The International Archives of the Photogrammetry, Remote Sensing and Spatial Information Sciences (Mar 2019)
CHARACTERISTICS OF THE DEGREE OF GRADE IN GRADE-ADDED ROUGH SET FOR LAND COVER CLASSIFICATION
Abstract
This paper aims to clarify the meaning of the membership which is produced as by-products of land cover classification by Grade-added rough set (GRS). A new land cover classification method by using GRS was developed. The classification scheme of GRS which calculates membership (degree of grade) for each class is similar to those of MLC and SVM. But there are two things that are not clear. One is a meaning of the membership of GRS and the other is a reason why the larger membership in GRS employed works well. In this study, aerial images were used to visualize the relation of membership between GRS and existing classifiers, MLC and SVM. Furthermore, a model experiment in two-dimensional feature space was conducted. From these experiments, it was found that the meaning of degree of grade is a distance from a nearest training data of other class.

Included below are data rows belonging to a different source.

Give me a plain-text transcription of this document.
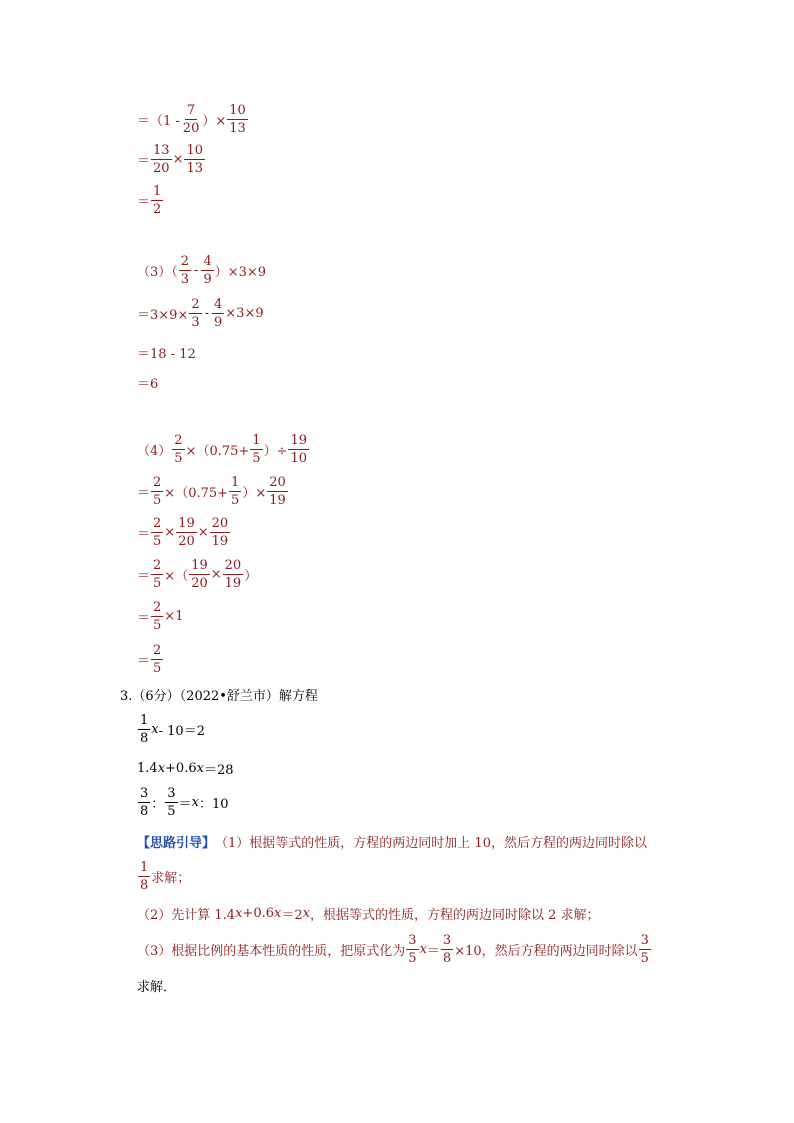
$=(1 - \frac{7}{20}$ ）× $\frac{10}{13}$
＝ $\frac{13}{20} \times \frac{10}{13}$
＝ $\frac{1}{2}$
$(3)( \frac{2}{3} - \frac{4}{9} )\times 3\times 9$
$=3\times 9\times \frac{2}{3} - \frac{4}{9} \times 3\times 9$
＝18 - 12
＝6
$(4) \frac{2}{5} \times(0.75+ \frac{1}{5}$ ）÷ $\frac{19}{10}$
＝ $\frac{2}{5} \times(0.75+ \frac{1}{5}$ ）× $\frac{20}{19}$
＝ $\frac{2}{5} \times \frac{19}{20} \times \frac{20}{19}$
＝ $\frac{2}{5}$ ×（ $\frac{19}{20} \times \frac{20}{19}$ ）
＝ $\frac{2}{5} \times 1$
＝ $\frac{2}{5}$
3.（6分）（2022•舒兰市）解方程
$\frac{1}{8}$ x - 10＝2
1.4 x +0.6 x ＝28
$\frac{3}{8}$ ： $\frac{3}{5} = x$ ：10
【思路引导】 （1）根据等式的性质，方程的两边同时加上 10，然后方程的两边同时除以
$\frac{1}{8}$ 求解；
（2）先计算 1.4 x +0.6 x ＝2 x ，根据等式的性质，方程的两边同时除以 2 求解；
（3）根据比例的基本性质的性质，把原式化为 $\frac{3}{5}$ $x = \frac{3}{8} \times 10$，然后方程的两边同时除以 $\frac{3}{5}$
求解．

That is, the meaning of membership of GRS is similar to that of SVM, because SVM also calculates a distance from boundary line which is determined by support vectors, while the meaning of membership of MLC is a distance from a centroid of own class. Also it was found that what the distance from the closest other class is given as the degree of grade implies that the higher the grade, the higher the certainty. In this research we could clarify some of the features of land cover classification using GRS.